Installé dans un large fauteuil moderne, bras écartés sur le dossier, jambes croisées, James Ellroy, 76 ans, plante le décor : « C’était un autre monde, et, dans mon imagination, j’ai presque exclusivement vécu dans ce monde. » Sa mise – pantalon jaune pastel, chaussures en toile jaune canari, pull-over rouge passé – contraste avec sa mine, celle d’un austère pasteur luthérien, longue silhouette dégingandée, yeux perçants derrière des lunettes rondes et visage émacié.
A l’époque des faits, Lee Earle, son véritable prénom, trimballe un trauma XXL : sa mère, Geneva, a été assassinée quatre ans plus tôt, le coupable n’a jamais été retrouvé.
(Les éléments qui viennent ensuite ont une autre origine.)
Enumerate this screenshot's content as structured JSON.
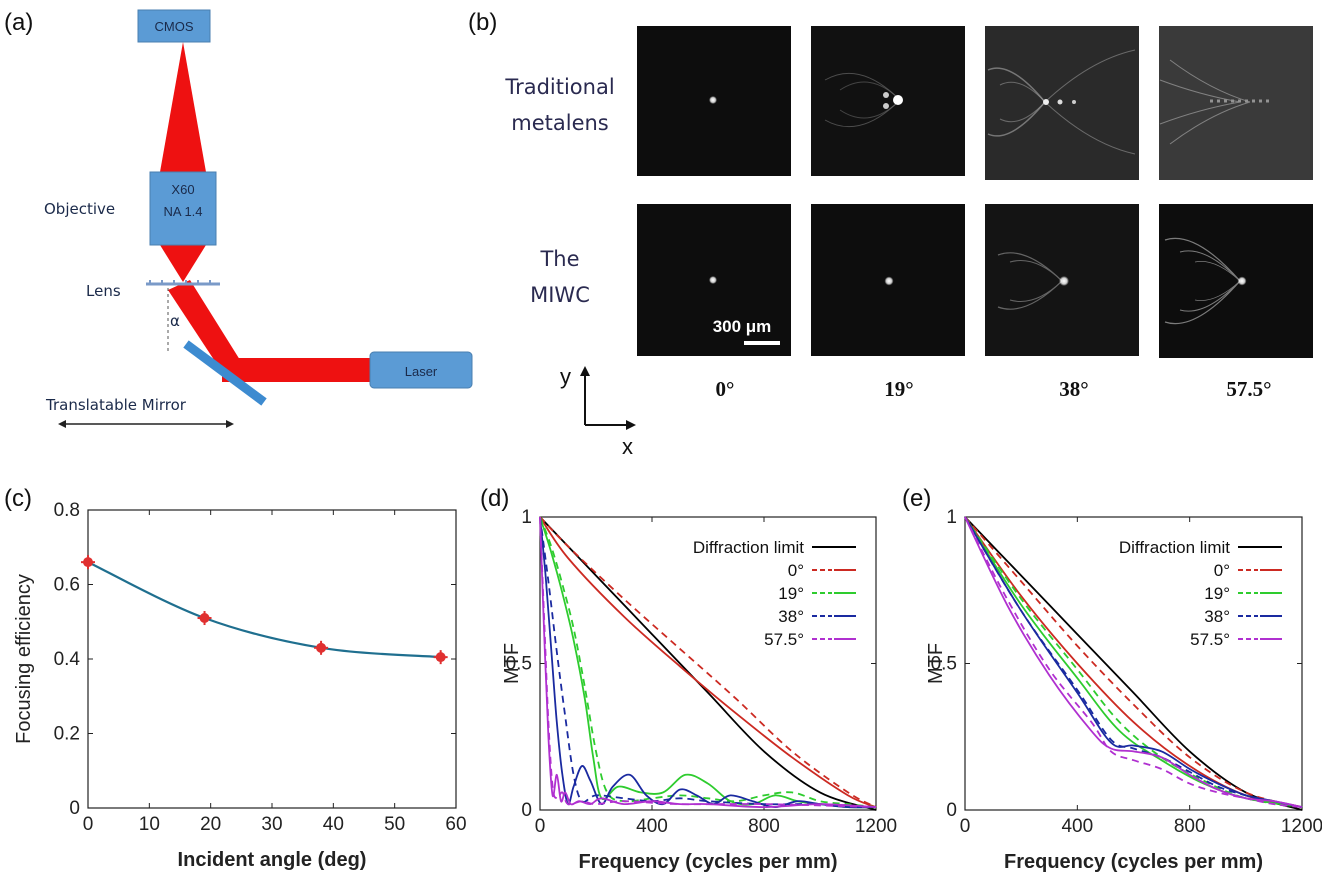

A l’âge de 10 ans, il est confié à son père, déjà sexagénaire et comptable pour des studios de cinéma en même temps que coureur de jupons invétéré. Il grandit à la va-comme-je-te-pousse, dévore les pulps, ces magazines à quatre sous aux couvertures criardes peuplés de pin-up et de durs à cuire en chapeau mou. Il ne quittera jamais vraiment cette époque, comme on s’arrime inconsciemment aux séquelles d’un choc émotionnel en croyant mieux l’exorciser.